Miller receives Congressional Bronze Medal

  • Harrison Miller (third from left) receives the Congressional Bronze Medal Award from Rep. Joe Wilson. Also pictured are Margaret and Robert Miller (Harrison’s aunt and uncle), Nathaniel and Lily Miller (his parents), and Bernice Dix (his grandmother).

A Barnwell teen has been awarded the Congressional Bronze Medal Award.

Harrison Miller, an eleventh grader at Barnwell High School, received the award on August 8 from U.S. Rep. Joe Wilson during a presentation in front of the Barnwell County Courthouse.

“I am so grateful to see Harrison’s passion for community service and teamwork. He serves as an excellent example for his peers, and I know he will only continue to achieve amazing accomplishments in his future,” said Wilson, whose District 2 includes Barnwell County.

Founded in 1979, the Congressional Award recognizes young Americans (ages 14 to 23) for their achievements in community service, physical fitness, exploration, and personal development. “Earning the Congressional award is a fun and interesting way to get more involved in something you already enjoy or something you’d like to try for the first time,” according to www.congressionalaward.org.

To earn the award, Miller performed 200 hours of community service, including working with the YMCA HeadStart program at Litchfield Apartments in Barnwell. “I helped the kids get prepared for school,” he said.

“Harrison Miller has worked diligently to provide a safe place for children after school by supplying them with books and games, and also served as the recording secretary of his church,” said Wilson.

Miller has learned the importance of teamwork and leadership through Boy Scouts in Troop 392 where he earned the rank of Eagle Scout, as well as participating in debate and sports at school.

In addition to community service, Miller had to complete physical fitness hours and work on personal development. For the exploration part, he went on a two-day overnight trip to an old African village in Beaufort, various museums, James Island and an old slave market.

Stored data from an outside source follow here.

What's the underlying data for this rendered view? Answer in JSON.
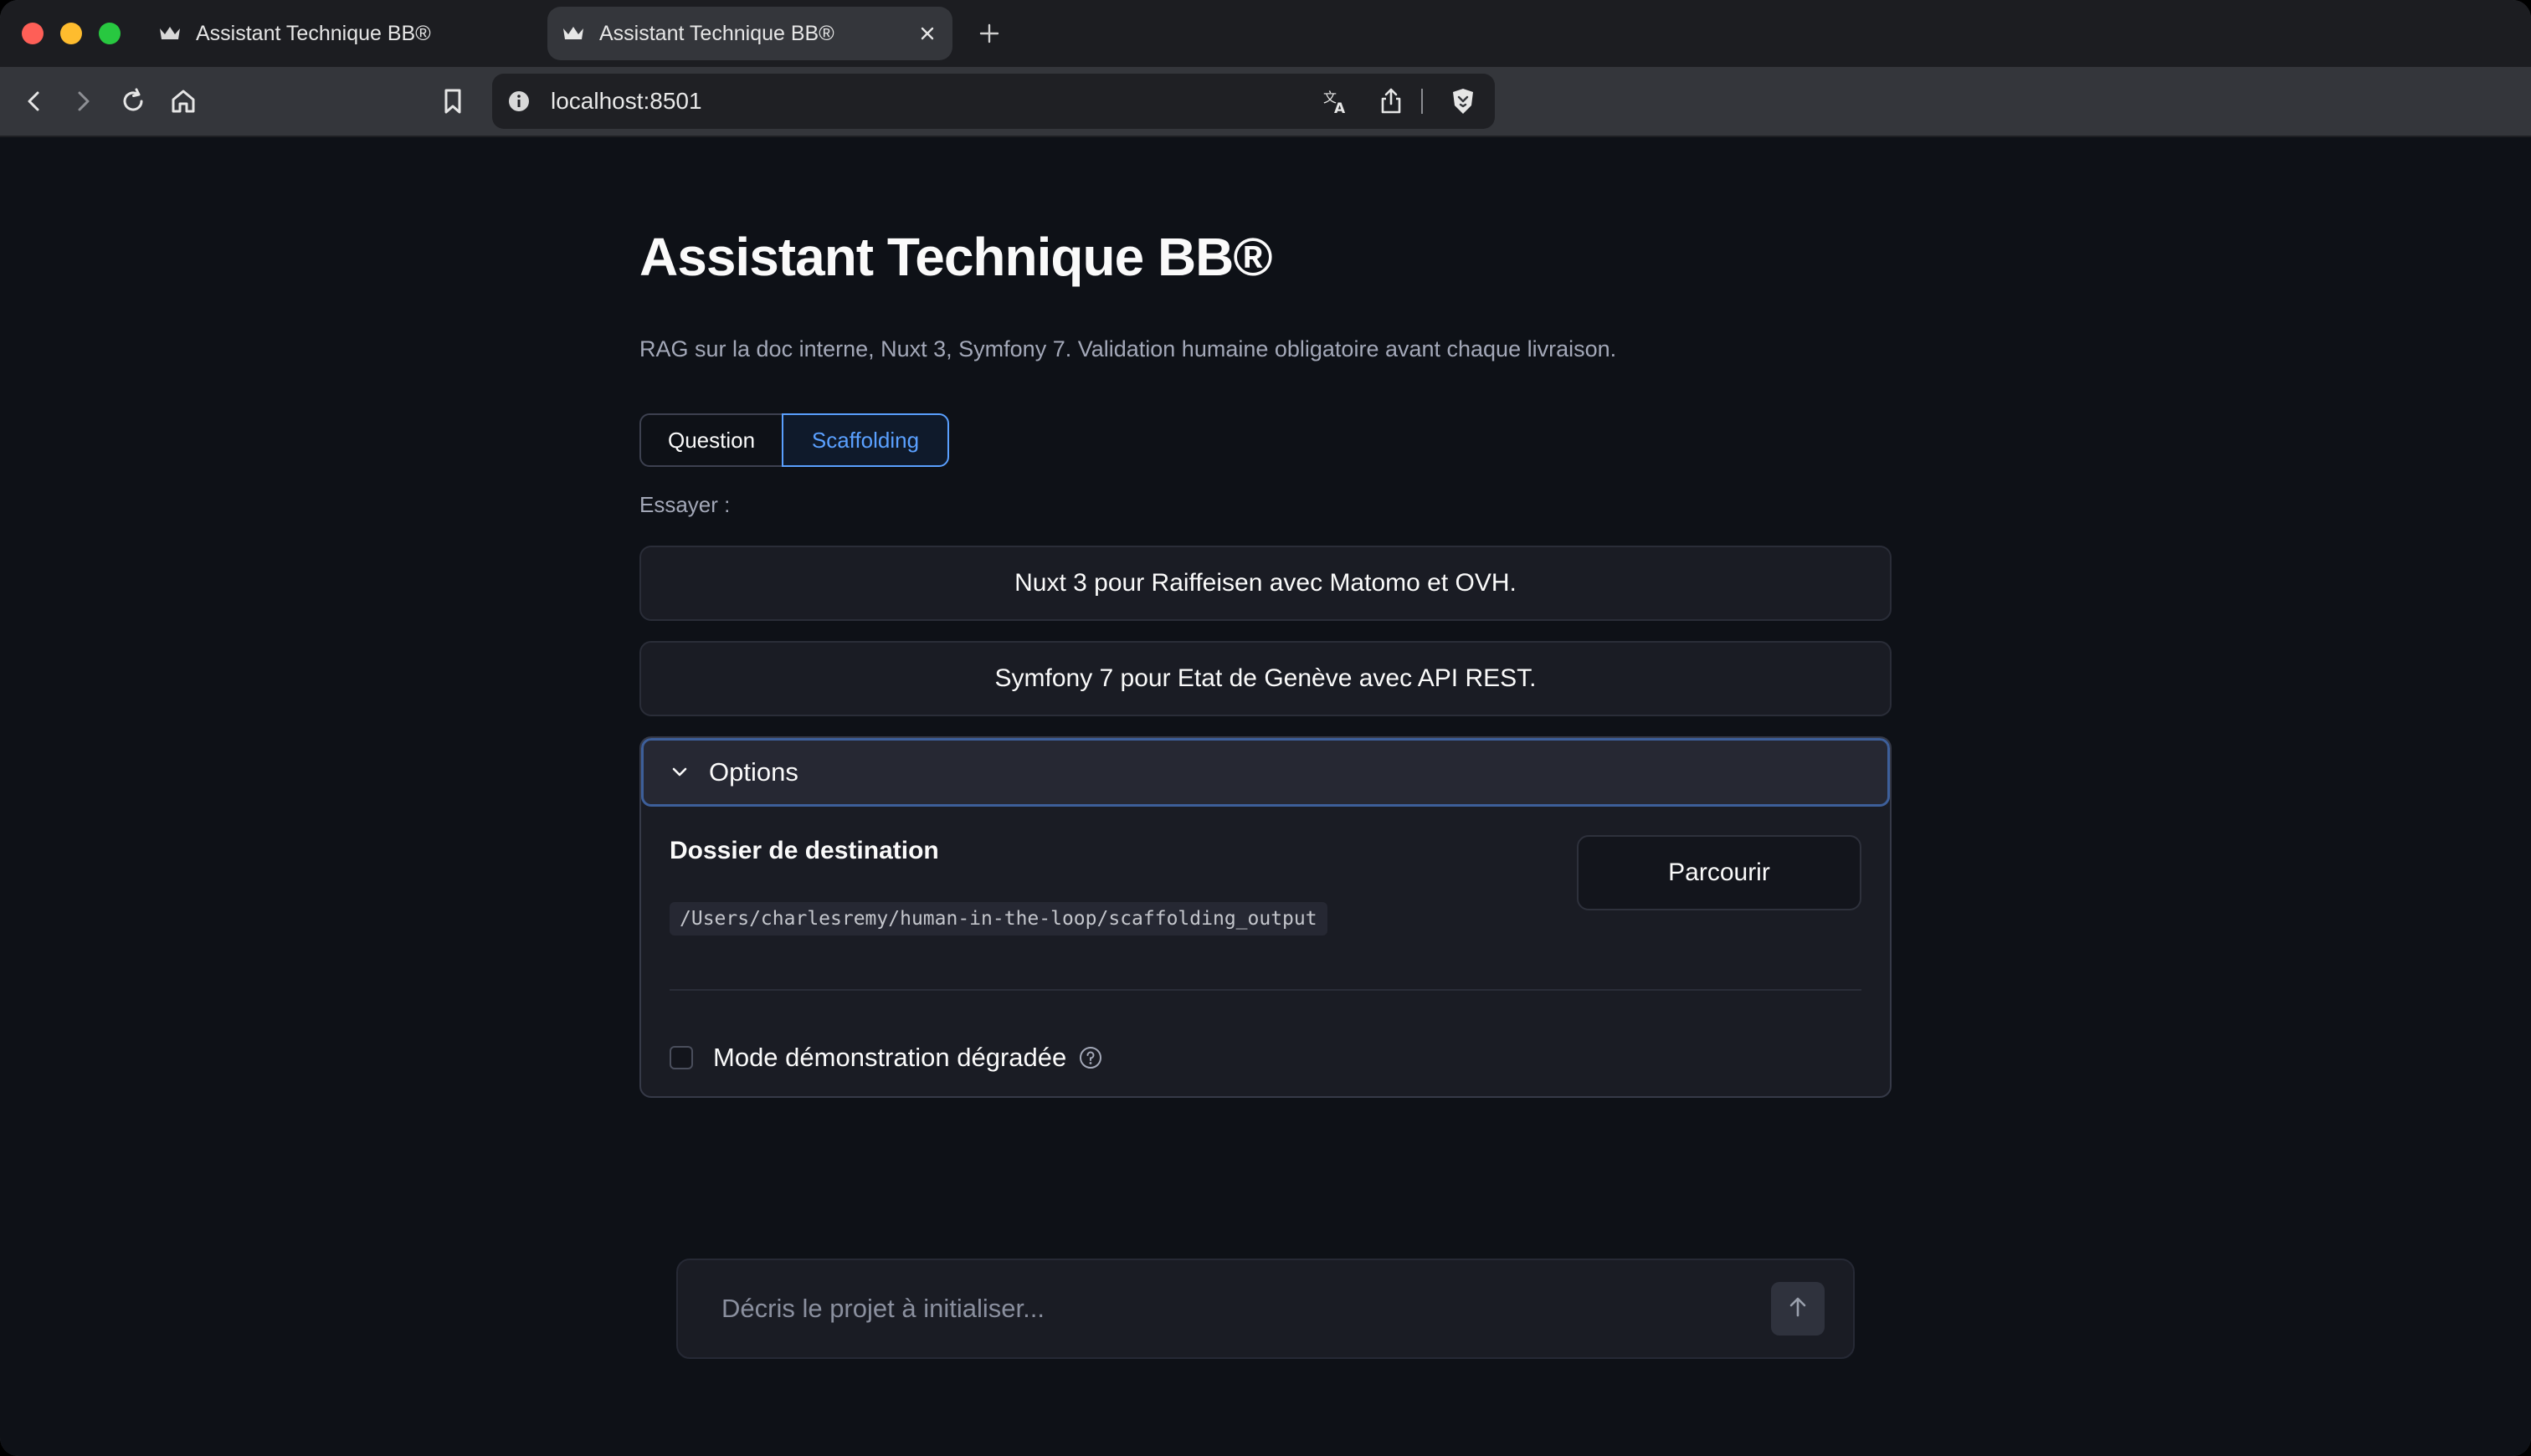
{
  "browser": {
    "tabs": [
      {
        "title": "Assistant Technique BB®",
        "active": false
      },
      {
        "title": "Assistant Technique BB®",
        "active": true
      }
    ],
    "url": "localhost:8501"
  },
  "page": {
    "title": "Assistant Technique BB®",
    "caption": "RAG sur la doc interne, Nuxt 3, Symfony 7. Validation humaine obligatoire avant chaque livraison.",
    "mode_tabs": [
      {
        "label": "Question",
        "selected": false
      },
      {
        "label": "Scaffolding",
        "selected": true
      }
    ],
    "try_label": "Essayer :",
    "suggestions": [
      "Nuxt 3 pour Raiffeisen avec Matomo et OVH.",
      "Symfony 7 pour Etat de Genève avec API REST."
    ],
    "options": {
      "header": "Options",
      "expanded": true,
      "destination_label": "Dossier de destination",
      "destination_path": "/Users/charlesremy/human-in-the-loop/scaffolding_output",
      "browse_label": "Parcourir",
      "demo_mode_label": "Mode démonstration dégradée",
      "demo_mode_checked": false
    },
    "chat": {
      "placeholder": "Décris le projet à initialiser..."
    }
  },
  "colors": {
    "background": "#0e1117",
    "accent": "#5aa0ff",
    "panel": "#1a1c24"
  }
}
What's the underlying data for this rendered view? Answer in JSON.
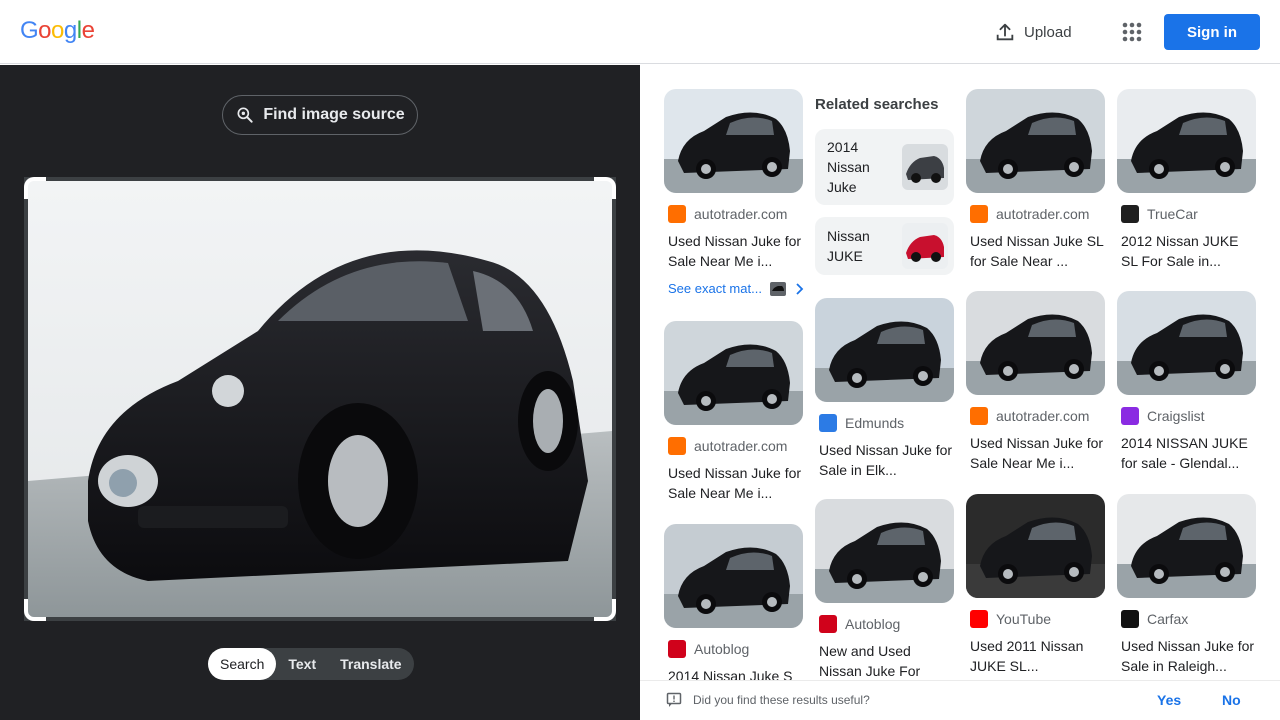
{
  "header": {
    "logo_letters": [
      "G",
      "o",
      "o",
      "g",
      "l",
      "e"
    ],
    "logo_colors": [
      "#4285f4",
      "#ea4335",
      "#fbbc05",
      "#4285f4",
      "#34a853",
      "#ea4335"
    ],
    "upload_label": "Upload",
    "sign_in_label": "Sign in",
    "apps_icon": "apps-grid-icon"
  },
  "lens": {
    "find_source_label": "Find image source",
    "tabs": [
      {
        "label": "Search",
        "active": true
      },
      {
        "label": "Text",
        "active": false
      },
      {
        "label": "Translate",
        "active": false
      }
    ]
  },
  "results": {
    "related_title": "Related searches",
    "related": [
      {
        "label": "2014 Nissan Juke",
        "car_color": "#3c3f44"
      },
      {
        "label": "Nissan JUKE",
        "car_color": "#c8102e"
      }
    ],
    "see_exact_label": "See exact mat...",
    "cards": [
      {
        "source": "autotrader.com",
        "title": "Used Nissan Juke for Sale Near Me i...",
        "favicon": "autotrader-icon",
        "fav_color": "#ff6e00",
        "bg": "#dfe6ec"
      },
      {
        "source": "autotrader.com",
        "title": "Used Nissan Juke SL for Sale Near ...",
        "favicon": "autotrader-icon",
        "fav_color": "#ff6e00",
        "bg": "#cfd6db"
      },
      {
        "source": "TrueCar",
        "title": "2012 Nissan JUKE SL For Sale in...",
        "favicon": "truecar-icon",
        "fav_color": "#1f1f1f",
        "bg": "#e9ecef"
      },
      {
        "source": "autotrader.com",
        "title": "Used Nissan Juke for Sale Near Me i...",
        "favicon": "autotrader-icon",
        "fav_color": "#ff6e00",
        "bg": "#cfd6db"
      },
      {
        "source": "Edmunds",
        "title": "Used Nissan Juke for Sale in Elk...",
        "favicon": "edmunds-icon",
        "fav_color": "#2c7be5",
        "bg": "#c9d3dc"
      },
      {
        "source": "autotrader.com",
        "title": "Used Nissan Juke for Sale Near Me i...",
        "favicon": "autotrader-icon",
        "fav_color": "#ff6e00",
        "bg": "#d9dcdf"
      },
      {
        "source": "Craigslist",
        "title": "2014 NISSAN JUKE for sale - Glendal...",
        "favicon": "craigslist-icon",
        "fav_color": "#8a2be2",
        "bg": "#d7dee4"
      },
      {
        "source": "Autoblog",
        "title": "2014 Nissan Juke S",
        "favicon": "autoblog-icon",
        "fav_color": "#d0021b",
        "bg": "#c5ccd2"
      },
      {
        "source": "Autoblog",
        "title": "New and Used Nissan Juke For",
        "favicon": "autoblog-icon",
        "fav_color": "#d0021b",
        "bg": "#d9dcdf"
      },
      {
        "source": "YouTube",
        "title": "Used 2011 Nissan JUKE SL...",
        "favicon": "youtube-icon",
        "fav_color": "#ff0000",
        "bg": "#2b2b2b"
      },
      {
        "source": "Carfax",
        "title": "Used Nissan Juke for Sale in Raleigh...",
        "favicon": "carfax-icon",
        "fav_color": "#111111",
        "bg": "#e6e8ea"
      }
    ]
  },
  "feedback": {
    "question": "Did you find these results useful?",
    "yes": "Yes",
    "no": "No"
  }
}
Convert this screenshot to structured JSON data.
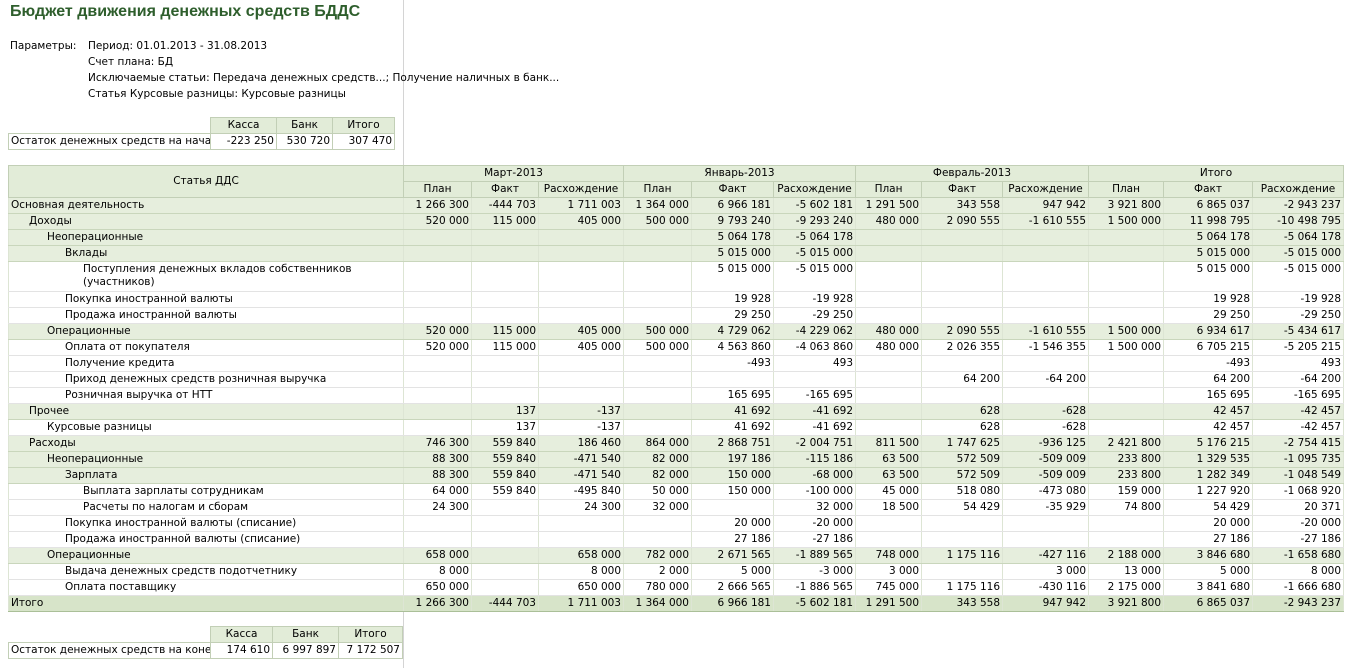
{
  "report": {
    "title": "Бюджет движения денежных средств БДДС",
    "params_label": "Параметры:",
    "params": [
      "Период: 01.01.2013 - 31.08.2013",
      "Счет плана: БД",
      "Исключаемые статьи: Передача денежных средств...; Получение наличных в банк...",
      "Статья Курсовые разницы: Курсовые разницы"
    ]
  },
  "start_balance": {
    "headers": [
      "Касса",
      "Банк",
      "Итого"
    ],
    "label": "Остаток денежных средств на начало",
    "values": [
      "-223 250",
      "530 720",
      "307 470"
    ]
  },
  "end_balance": {
    "headers": [
      "Касса",
      "Банк",
      "Итого"
    ],
    "label": "Остаток денежных средств на конец",
    "values": [
      "174 610",
      "6 997 897",
      "7 172 507"
    ]
  },
  "main_table": {
    "article_header": "Статья ДДС",
    "periods": [
      "Март-2013",
      "Январь-2013",
      "Февраль-2013",
      "Итого"
    ],
    "subheaders": [
      "План",
      "Факт",
      "Расхождение"
    ],
    "rows": [
      {
        "name": "Основная деятельность",
        "level": 0,
        "g": true,
        "v": [
          "1 266 300",
          "-444 703",
          "1 711 003",
          "1 364 000",
          "6 966 181",
          "-5 602 181",
          "1 291 500",
          "343 558",
          "947 942",
          "3 921 800",
          "6 865 037",
          "-2 943 237"
        ]
      },
      {
        "name": "Доходы",
        "level": 1,
        "g": true,
        "v": [
          "520 000",
          "115 000",
          "405 000",
          "500 000",
          "9 793 240",
          "-9 293 240",
          "480 000",
          "2 090 555",
          "-1 610 555",
          "1 500 000",
          "11 998 795",
          "-10 498 795"
        ]
      },
      {
        "name": "Неоперационные",
        "level": 2,
        "g": true,
        "v": [
          "",
          "",
          "",
          "",
          "5 064 178",
          "-5 064 178",
          "",
          "",
          "",
          "",
          "5 064 178",
          "-5 064 178"
        ]
      },
      {
        "name": "Вклады",
        "level": 3,
        "g": true,
        "v": [
          "",
          "",
          "",
          "",
          "5 015 000",
          "-5 015 000",
          "",
          "",
          "",
          "",
          "5 015 000",
          "-5 015 000"
        ]
      },
      {
        "name": "Поступления денежных вкладов собственников (участников)",
        "level": 4,
        "g": false,
        "tall": true,
        "v": [
          "",
          "",
          "",
          "",
          "5 015 000",
          "-5 015 000",
          "",
          "",
          "",
          "",
          "5 015 000",
          "-5 015 000"
        ]
      },
      {
        "name": "Покупка иностранной валюты",
        "level": 3,
        "g": false,
        "v": [
          "",
          "",
          "",
          "",
          "19 928",
          "-19 928",
          "",
          "",
          "",
          "",
          "19 928",
          "-19 928"
        ]
      },
      {
        "name": "Продажа иностранной валюты",
        "level": 3,
        "g": false,
        "v": [
          "",
          "",
          "",
          "",
          "29 250",
          "-29 250",
          "",
          "",
          "",
          "",
          "29 250",
          "-29 250"
        ]
      },
      {
        "name": "Операционные",
        "level": 2,
        "g": true,
        "v": [
          "520 000",
          "115 000",
          "405 000",
          "500 000",
          "4 729 062",
          "-4 229 062",
          "480 000",
          "2 090 555",
          "-1 610 555",
          "1 500 000",
          "6 934 617",
          "-5 434 617"
        ]
      },
      {
        "name": "Оплата от покупателя",
        "level": 3,
        "g": false,
        "v": [
          "520 000",
          "115 000",
          "405 000",
          "500 000",
          "4 563 860",
          "-4 063 860",
          "480 000",
          "2 026 355",
          "-1 546 355",
          "1 500 000",
          "6 705 215",
          "-5 205 215"
        ]
      },
      {
        "name": "Получение кредита",
        "level": 3,
        "g": false,
        "v": [
          "",
          "",
          "",
          "",
          "-493",
          "493",
          "",
          "",
          "",
          "",
          "-493",
          "493"
        ]
      },
      {
        "name": "Приход денежных средств розничная выручка",
        "level": 3,
        "g": false,
        "v": [
          "",
          "",
          "",
          "",
          "",
          "",
          "",
          "64 200",
          "-64 200",
          "",
          "64 200",
          "-64 200"
        ]
      },
      {
        "name": "Розничная выручка от НТТ",
        "level": 3,
        "g": false,
        "v": [
          "",
          "",
          "",
          "",
          "165 695",
          "-165 695",
          "",
          "",
          "",
          "",
          "165 695",
          "-165 695"
        ]
      },
      {
        "name": "Прочее",
        "level": 1,
        "g": true,
        "v": [
          "",
          "137",
          "-137",
          "",
          "41 692",
          "-41 692",
          "",
          "628",
          "-628",
          "",
          "42 457",
          "-42 457"
        ]
      },
      {
        "name": "Курсовые разницы",
        "level": 2,
        "g": false,
        "v": [
          "",
          "137",
          "-137",
          "",
          "41 692",
          "-41 692",
          "",
          "628",
          "-628",
          "",
          "42 457",
          "-42 457"
        ]
      },
      {
        "name": "Расходы",
        "level": 1,
        "g": true,
        "v": [
          "746 300",
          "559 840",
          "186 460",
          "864 000",
          "2 868 751",
          "-2 004 751",
          "811 500",
          "1 747 625",
          "-936 125",
          "2 421 800",
          "5 176 215",
          "-2 754 415"
        ]
      },
      {
        "name": "Неоперационные",
        "level": 2,
        "g": true,
        "v": [
          "88 300",
          "559 840",
          "-471 540",
          "82 000",
          "197 186",
          "-115 186",
          "63 500",
          "572 509",
          "-509 009",
          "233 800",
          "1 329 535",
          "-1 095 735"
        ]
      },
      {
        "name": "Зарплата",
        "level": 3,
        "g": true,
        "v": [
          "88 300",
          "559 840",
          "-471 540",
          "82 000",
          "150 000",
          "-68 000",
          "63 500",
          "572 509",
          "-509 009",
          "233 800",
          "1 282 349",
          "-1 048 549"
        ]
      },
      {
        "name": "Выплата зарплаты сотрудникам",
        "level": 4,
        "g": false,
        "v": [
          "64 000",
          "559 840",
          "-495 840",
          "50 000",
          "150 000",
          "-100 000",
          "45 000",
          "518 080",
          "-473 080",
          "159 000",
          "1 227 920",
          "-1 068 920"
        ]
      },
      {
        "name": "Расчеты по налогам и сборам",
        "level": 4,
        "g": false,
        "v": [
          "24 300",
          "",
          "24 300",
          "32 000",
          "",
          "32 000",
          "18 500",
          "54 429",
          "-35 929",
          "74 800",
          "54 429",
          "20 371"
        ]
      },
      {
        "name": "Покупка иностранной валюты (списание)",
        "level": 3,
        "g": false,
        "v": [
          "",
          "",
          "",
          "",
          "20 000",
          "-20 000",
          "",
          "",
          "",
          "",
          "20 000",
          "-20 000"
        ]
      },
      {
        "name": "Продажа иностранной валюты (списание)",
        "level": 3,
        "g": false,
        "v": [
          "",
          "",
          "",
          "",
          "27 186",
          "-27 186",
          "",
          "",
          "",
          "",
          "27 186",
          "-27 186"
        ]
      },
      {
        "name": "Операционные",
        "level": 2,
        "g": true,
        "v": [
          "658 000",
          "",
          "658 000",
          "782 000",
          "2 671 565",
          "-1 889 565",
          "748 000",
          "1 175 116",
          "-427 116",
          "2 188 000",
          "3 846 680",
          "-1 658 680"
        ]
      },
      {
        "name": "Выдача денежных средств подотчетнику",
        "level": 3,
        "g": false,
        "v": [
          "8 000",
          "",
          "8 000",
          "2 000",
          "5 000",
          "-3 000",
          "3 000",
          "",
          "3 000",
          "13 000",
          "5 000",
          "8 000"
        ]
      },
      {
        "name": "Оплата поставщику",
        "level": 3,
        "g": false,
        "v": [
          "650 000",
          "",
          "650 000",
          "780 000",
          "2 666 565",
          "-1 886 565",
          "745 000",
          "1 175 116",
          "-430 116",
          "2 175 000",
          "3 841 680",
          "-1 666 680"
        ]
      },
      {
        "name": "Итого",
        "level": 0,
        "total": true,
        "v": [
          "1 266 300",
          "-444 703",
          "1 711 003",
          "1 364 000",
          "6 966 181",
          "-5 602 181",
          "1 291 500",
          "343 558",
          "947 942",
          "3 921 800",
          "6 865 037",
          "-2 943 237"
        ]
      }
    ]
  }
}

“It’s always good to try to embrace a new culture and widen horizons,” said Miller, who had to write about his experiences.

Miller started the process for the award two years ago after his cousin in Washington, D.C. told him about the award.

“You move at your own pace – on your own or with your friends. This is not an award for past accomplishments. Instead, you are honored for achieving your own challenging goals after registering for the program,” according to the website.

Now that he has earned the bronze medal, Miller said he wants to keep going until he earns gold. He also encourages other teens to earn the award.